Though I may get some flack from my editors for writing about Ben & Jerry's as backpacking food, I think it's a legit claim based on my personal consumption of the stuff post hike. Not to mention that I know backpackers who are passionate enough about Ben & Jerry's that they've packed it into camp on dry ice for the ultimate treat at the end of a long, hot hike. So, now that it's settled that Ben & Jerry's can be considered backpacking food (not to mention ski racing food--the newest flavor is named after Hannah Teter--Maple Blondie), I am pleased to announce that by the end of 2013, from Cherry Garcia to Chocolate Fudge Brownie, all of the flavors in all of the countries where Ben & Jerry’s is sold will be converted to Fair Trade Certified ingredients.

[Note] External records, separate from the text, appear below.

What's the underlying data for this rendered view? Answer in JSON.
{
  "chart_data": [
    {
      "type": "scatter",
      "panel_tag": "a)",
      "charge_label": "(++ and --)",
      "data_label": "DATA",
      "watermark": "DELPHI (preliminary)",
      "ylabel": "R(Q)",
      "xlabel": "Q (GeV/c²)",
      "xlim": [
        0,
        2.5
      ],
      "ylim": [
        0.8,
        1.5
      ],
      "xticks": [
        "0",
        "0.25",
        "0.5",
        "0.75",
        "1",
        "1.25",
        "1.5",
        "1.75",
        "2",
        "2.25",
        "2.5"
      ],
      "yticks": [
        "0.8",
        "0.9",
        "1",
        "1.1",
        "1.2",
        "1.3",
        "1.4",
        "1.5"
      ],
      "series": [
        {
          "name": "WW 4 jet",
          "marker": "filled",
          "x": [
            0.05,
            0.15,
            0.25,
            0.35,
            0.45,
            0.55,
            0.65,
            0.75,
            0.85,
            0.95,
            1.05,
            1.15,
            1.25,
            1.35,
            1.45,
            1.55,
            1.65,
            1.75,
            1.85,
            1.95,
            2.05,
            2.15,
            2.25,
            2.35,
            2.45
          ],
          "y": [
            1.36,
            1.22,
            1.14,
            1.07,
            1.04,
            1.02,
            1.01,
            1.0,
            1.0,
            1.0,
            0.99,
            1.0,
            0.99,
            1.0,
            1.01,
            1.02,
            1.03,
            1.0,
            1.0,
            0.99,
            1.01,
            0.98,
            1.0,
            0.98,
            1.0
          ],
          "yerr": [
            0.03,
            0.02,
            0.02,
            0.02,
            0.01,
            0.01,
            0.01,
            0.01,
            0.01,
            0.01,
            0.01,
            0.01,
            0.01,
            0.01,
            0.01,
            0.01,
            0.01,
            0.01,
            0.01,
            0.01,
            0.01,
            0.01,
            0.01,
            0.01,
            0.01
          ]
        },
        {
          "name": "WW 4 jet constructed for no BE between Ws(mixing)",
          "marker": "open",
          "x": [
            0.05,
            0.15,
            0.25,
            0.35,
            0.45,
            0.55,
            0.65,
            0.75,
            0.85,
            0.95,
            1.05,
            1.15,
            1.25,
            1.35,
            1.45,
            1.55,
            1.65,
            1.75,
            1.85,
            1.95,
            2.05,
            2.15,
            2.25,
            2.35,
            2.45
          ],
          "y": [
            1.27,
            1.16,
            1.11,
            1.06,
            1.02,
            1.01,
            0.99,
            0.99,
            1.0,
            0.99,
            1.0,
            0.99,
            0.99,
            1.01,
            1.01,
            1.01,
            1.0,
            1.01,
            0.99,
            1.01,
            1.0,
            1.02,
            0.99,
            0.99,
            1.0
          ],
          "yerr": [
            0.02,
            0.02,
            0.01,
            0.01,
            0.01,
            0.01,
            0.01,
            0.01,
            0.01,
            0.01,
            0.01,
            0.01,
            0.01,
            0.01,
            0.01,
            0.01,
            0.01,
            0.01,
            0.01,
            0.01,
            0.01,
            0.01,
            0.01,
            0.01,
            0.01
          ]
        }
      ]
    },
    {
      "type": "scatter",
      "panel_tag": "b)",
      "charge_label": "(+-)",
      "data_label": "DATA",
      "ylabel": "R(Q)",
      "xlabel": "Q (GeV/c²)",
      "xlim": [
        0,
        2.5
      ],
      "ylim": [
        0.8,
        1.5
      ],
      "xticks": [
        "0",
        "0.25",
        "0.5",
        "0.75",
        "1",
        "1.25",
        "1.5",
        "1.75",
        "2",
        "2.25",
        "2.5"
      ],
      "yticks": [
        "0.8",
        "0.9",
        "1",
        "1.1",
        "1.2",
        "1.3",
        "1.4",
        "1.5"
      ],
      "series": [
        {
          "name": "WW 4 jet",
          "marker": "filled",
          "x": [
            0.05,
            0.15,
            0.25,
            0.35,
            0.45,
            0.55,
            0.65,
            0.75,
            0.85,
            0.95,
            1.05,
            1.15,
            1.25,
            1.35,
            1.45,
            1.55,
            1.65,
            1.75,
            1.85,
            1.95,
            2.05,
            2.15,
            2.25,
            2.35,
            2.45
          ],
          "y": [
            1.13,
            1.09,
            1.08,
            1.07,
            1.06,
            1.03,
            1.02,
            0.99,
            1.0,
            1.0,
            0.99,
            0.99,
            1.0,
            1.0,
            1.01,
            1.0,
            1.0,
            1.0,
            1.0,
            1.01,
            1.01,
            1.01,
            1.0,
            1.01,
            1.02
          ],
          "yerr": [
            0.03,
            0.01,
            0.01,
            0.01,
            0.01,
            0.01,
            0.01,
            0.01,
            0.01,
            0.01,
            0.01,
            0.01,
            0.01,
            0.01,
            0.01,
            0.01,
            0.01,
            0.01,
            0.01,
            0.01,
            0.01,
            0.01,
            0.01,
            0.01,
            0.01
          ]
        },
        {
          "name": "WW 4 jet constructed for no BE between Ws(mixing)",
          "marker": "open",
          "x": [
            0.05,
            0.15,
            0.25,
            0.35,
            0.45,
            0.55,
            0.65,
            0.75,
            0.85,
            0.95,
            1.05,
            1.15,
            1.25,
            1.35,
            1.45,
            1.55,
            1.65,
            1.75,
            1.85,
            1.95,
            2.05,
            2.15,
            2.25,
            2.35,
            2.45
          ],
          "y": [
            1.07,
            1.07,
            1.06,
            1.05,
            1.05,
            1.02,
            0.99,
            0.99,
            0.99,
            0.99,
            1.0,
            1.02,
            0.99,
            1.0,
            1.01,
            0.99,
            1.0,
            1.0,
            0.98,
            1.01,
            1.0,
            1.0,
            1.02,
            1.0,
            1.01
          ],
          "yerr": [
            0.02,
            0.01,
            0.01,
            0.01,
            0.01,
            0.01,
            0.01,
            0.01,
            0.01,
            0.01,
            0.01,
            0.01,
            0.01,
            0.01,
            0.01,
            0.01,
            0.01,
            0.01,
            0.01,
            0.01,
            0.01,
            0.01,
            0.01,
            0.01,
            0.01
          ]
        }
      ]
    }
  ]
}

Fair Trade premiums pay farmers a better salary, helping them reinvest in their farms and communities. The label means that certified farmers are using environmentally sound practices to grow and harvest their crops in a sustainable way. Ben & Jerry's commitment means that every one of its ingredients that can be sourced Fair Trade Certified now or in the future will be. In the factory, the company will be converting 121 different chunks and swirls made from eleven different ingredients including cocoa, banana, vanilla, fruits and nuts. The change will positively impact 27,000 farmers.
Ben & Jerry’s was the first ice cream company to use Fair Trade Certified ingredients (it started in 2005). Now it's the first ice cream company to make a significant commitment to Fair Trade internationally.